Images sanctuaires

©Michel Eisenlohr

Les textes de cet ouvrage de photos proposent une information concise, tour à tour archéologique, juridique, politique et muséographique. 4/5

Roland Barthes rappelait que la cible d’une photo a été vivante, qu’elle est à la fois morte et immortalisée. La Syrie, l’un des berceaux de notre civilisation, compte trois villes qui sont des livres ouverts sur notre passé et des signes tourmentés de notre présent: Palmyre, Alep et Damas. La première, cité antique en plein désert, millénaire et fragile, est habitée par des bergers et des enfants. "Le voyageur qui, venant de Damas, approchait de Palmyre, voyait apparaître, émerveillé, telle un mirage, la muraille immense d’une palmeraie verdoyante d’où émergeaient des colonnades blanches d’une rare élégance." Cette vision digne de la Bible et de Borgès coexiste avec les crimes d’ignorance des groupes islamistes.

C’est le mérite de cet ouvrage de souligner que la Cour pénale internationale de la Haye a qualifié de "crime contre l’humanité" la destruction de sites qui portent la trace immémoriale du sacré, comme les mausolées de Tombouctou, au Mali.

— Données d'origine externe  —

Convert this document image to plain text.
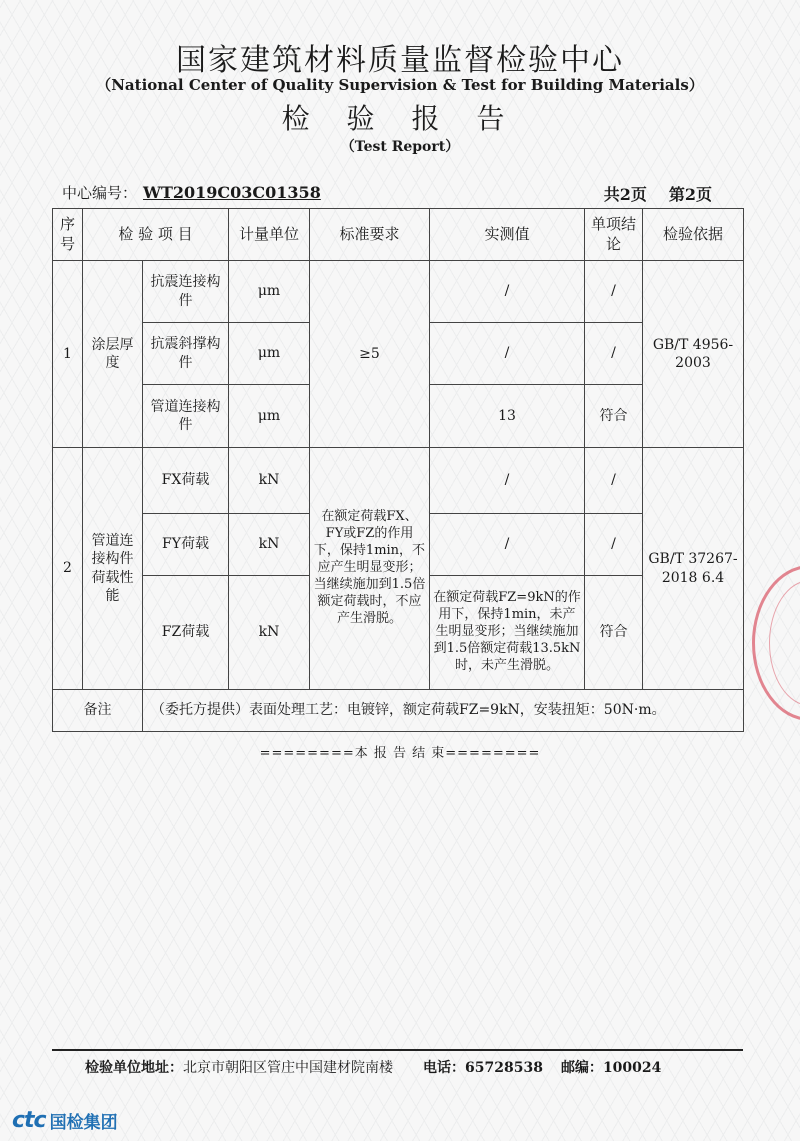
国家建筑材料质量监督检验中心
（National Center of Quality Supervision & Test for Building Materials）
检 验 报 告
（Test Report）
中心编号： WT2019C03C01358	共2页 第2页
序号	检 验 项 目		计量单位	标准要求	实测值	单项结论	检验依据
1	涂层厚度	抗震连接构件	μm	≥5	/	/	GB/T 4956-2003
		抗震斜撑构件	μm		/	/	
		管道连接构件	μm		13	符合	
2	管道连接构件荷载性能	FX荷载	kN	在额定荷载FX、FY或FZ的作用下，保持1min，不应产生明显变形；当继续施加到1.5倍额定荷载时，不应产生滑脱。	/	/	GB/T 37267-2018 6.4
		FY荷载	kN		/	/	
		FZ荷载	kN		在额定荷载FZ=9kN的作用下，保持1min，未产生明显变形；当继续施加到1.5倍额定荷载13.5kN时，未产生滑脱。	符合	
备注		（委托方提供）表面处理工艺：电镀锌，额定荷载FZ=9kN，安装扭矩：50N·m。					
========本 报 告 结 束========
检验单位地址：北京市朝阳区管庄中国建材院南楼 电话：65728538 邮编：100024
ctc 国检集团
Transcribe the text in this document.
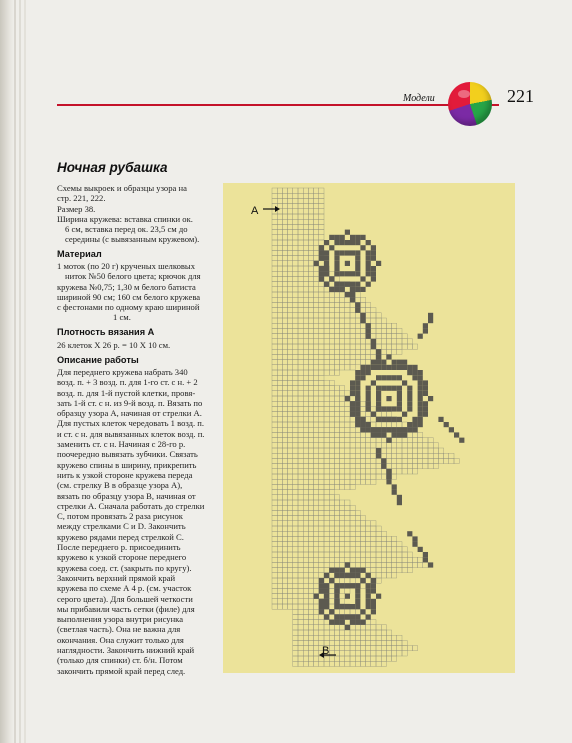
Модели	221
Ночная рубашка

Схемы выкроек и образцы узора на

стр. 221, 222.

Размер 38.

Ширина кружева: вставка спинки ок.

6 см, вставка перед ок. 23,5 см до

середины (с вывязанным кружевом).

Материал

1 моток (по 20 г) крученых шелковых

ниток №50 белого цвета; крючок для

кружева №0,75; 1,30 м белого батиста

шириной 90 см; 160 см белого кружева

с фестонами по одному краю шириной

1 см.

Плотность вязания А
26 клеток Х 26 р. = 10 Х 10 см.
Описание работы

Для переднего кружева набрать 340

возд. п. + 3 возд. п. для 1-го ст. с н. + 2

возд. п. для 1-й пустой клетки, провя-

зать 1-й ст. с н. из 9-й возд. п. Вязать по

образцу узора А, начиная от стрелки А.

Для пустых клеток чередовать 1 возд. п.

и ст. с н. для вывязанных клеток возд. п.

заменить ст. с н. Начиная с 28-го р.

поочередно вывязать зубчики. Связать

кружево спины в ширину, прикрепить

нить к узкой стороне кружева переда

(см. стрелку В в образце узора А),

вязать по образцу узора В, начиная от

стрелки А. Сначала работать до стрелки

С, потом провязать 2 раза рисунок

между стрелками С и D. Закончить

кружево рядами перед стрелкой С.

После переднего р. присоединить

кружево к узкой стороне переднего

кружева соед. ст. (закрыть по кругу).

Закончить верхний прямой край

кружева по схеме А 4 р. (см. участок

серого цвета). Для большей четкости

мы прибавили часть сетки (филе) для

выполнения узора внутри рисунка

(светлая часть). Она не важна для

окончания. Она служит только для

наглядности. Закончить нижний край

(только для спинки) ст. б/н. Потом

закончить прямой край перед след.

A
B
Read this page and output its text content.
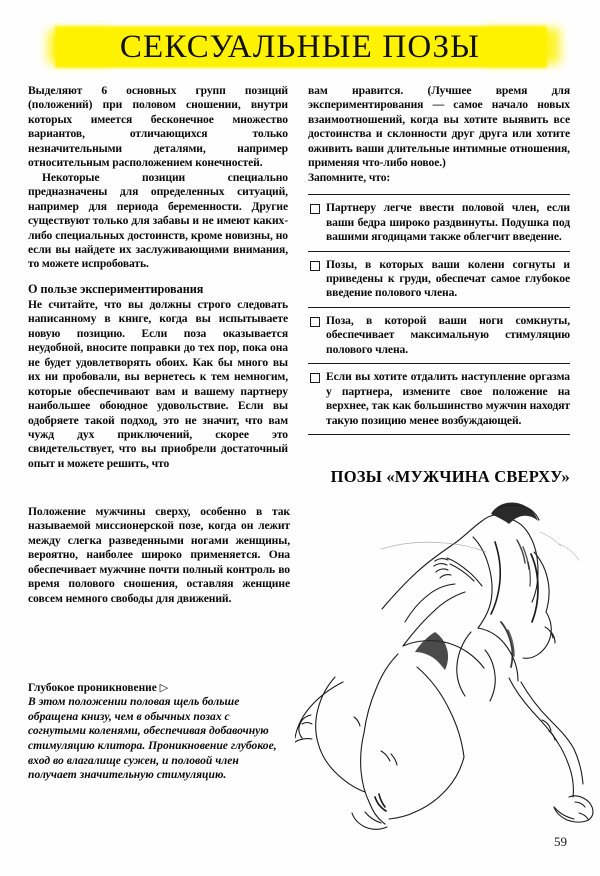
СЕКСУАЛЬНЫЕ ПОЗЫ

Выделяют 6 основных групп позиций (положений) при половом сношении, внутри которых имеется бесконечное множество вариантов, отличающихся только незначительными деталями, например относительным расположением конечностей.

Некоторые позиции специально предназначены для определенных ситуаций, например для периода беременности. Другие существуют только для забавы и не имеют каких-либо специальных достоинств, кроме новизны, но если вы найдете их заслуживающими внимания, то можете испробовать.

О пользе экспериментирования

Не считайте, что вы должны строго следовать написанному в книге, когда вы испытываете новую позицию. Если поза оказывается неудобной, вносите поправки до тех пор, пока она не будет удовлетворять обоих. Как бы много вы их ни пробовали, вы вернетесь к тем немногим, которые обеспечивают вам и вашему партнеру наибольшее обоюдное удовольствие. Если вы одобряете такой подход, это не значит, что вам чужд дух приключений, скорее это свидетельствует, что вы приобрели достаточный опыт и можете решить, что

вам нравится. (Лучшее время для экспериментирования — самое начало новых взаимоотношений, когда вы хотите выявить все достоинства и склонности друг друга или хотите оживить ваши длительные интимные отношения, применяя что-либо новое.)

Запомните, что:

Партнеру легче ввести половой член, если ваши бедра широко раздвинуты. Подушка под вашими ягодицами также облегчит введение.
Позы, в которых ваши колени согнуты и приведены к груди, обеспечат самое глубокое введение полового члена.
Поза, в которой ваши ноги сомкнуты, обеспечивает максимальную стимуляцию полового члена.
Если вы хотите отдалить наступление оргазма у партнера, измените свое положение на верхнее, так как большинство мужчин находят такую позицию менее возбуждающей.
ПОЗЫ «МУЖЧИНА СВЕРХУ»

Положение мужчины сверху, особенно в так называемой миссионерской позе, когда он лежит между слегка разведенными ногами женщины, вероятно, наиболее широко применяется. Она обеспечивает мужчине почти полный контроль во время полового сношения, оставляя женщине совсем немного свободы для движений.

Глубокое проникновение ▷
В этом положении половая щель больше обращена книзу, чем в обычных позах с согнутыми коленями, обеспечивая добавочную стимуляцию клитора. Проникновение глубокое, вход во влагалище сужен, и половой член получает значительную стимуляцию.
59
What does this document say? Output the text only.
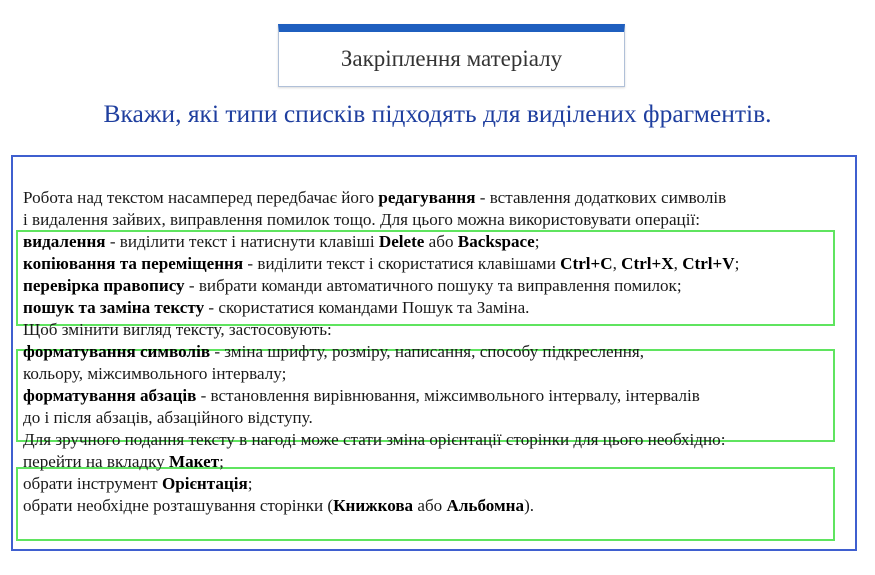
Закріплення матеріалу
Вкажи, які типи списків підходять для виділених фрагментів.
Робота над текстом насамперед передбачає його редагування - вставлення додаткових символів
і видалення зайвих, виправлення помилок тощо. Для цього можна використовувати операції:
видалення - виділити текст і натиснути клавіші Delete або Backspace;
копіювання та переміщення - виділити текст і скористатися клавішами Ctrl+C, Ctrl+X, Ctrl+V;
перевірка правопису - вибрати команди автоматичного пошуку та виправлення помилок;
пошук та заміна тексту - скористатися командами Пошук та Заміна.
Щоб змінити вигляд тексту, застосовують:
форматування символів - зміна шрифту, розміру, написання, способу підкреслення,
кольору, міжсимвольного інтервалу;
форматування абзаців - встановлення вирівнювання, міжсимвольного інтервалу, інтервалів
до і після абзаців, абзаційного відступу.
Для зручного подання тексту в нагоді може стати зміна орієнтації сторінки для цього необхідно:
перейти на вкладку Макет;
обрати інструмент Орієнтація;
обрати необхідне розташування сторінки (Книжкова або Альбомна).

À la fois morts et vivants, ces lieux doivent être préservés autant que les humains. Les images de Michel Eisenlohr offrent un regard presque documentaire, qui privilégient le travail des gris plutôt que l’incandescence des contrastes du regretté Koldo Chamorro qui, dans une autre terre solaire, allait chercher des noirs et blancs extrêmes. Eisenlohr compose, avec un œil d’architecte, des photos de ces lieux où, soudain, la vie ordinaire vient s’inscrire, avec un homme qui marche, un camion qui roule, un enfant qui cherche.

©Michel Eisenlohr

Les visions d’Alep, où se mêlent les édifices antiques ou médiévaux et les poteaux électriques, les enfants manutentionnaires du bazar, et celles des "villes mortes", vision irréelle du Krach des chevaliers, et celle de la mosquée des Omeyyades, où les enfants et les oiseaux partagent la même légèreté, sont parmi les plus captivantes.

©Michel Eisenlohr

Les textes de l’ouvrage proposent une information concise, tour à tour archéologique, juridique, politique, muséographique, sous les plumes de Philippe Bélaval (Monuments nationaux français), Pierre Gros (successeur de Jacqueline de Romilly à l’Académie des inscriptions) ou du photographe.

Le livre se clôt sur un titre en forme de devise: "Se relever de ses ruines."

Expo "De Palmyre à Glanum", Hôtel de Sade (Saint-Rémy-de-Provence). Jusqu’au 17 septembre.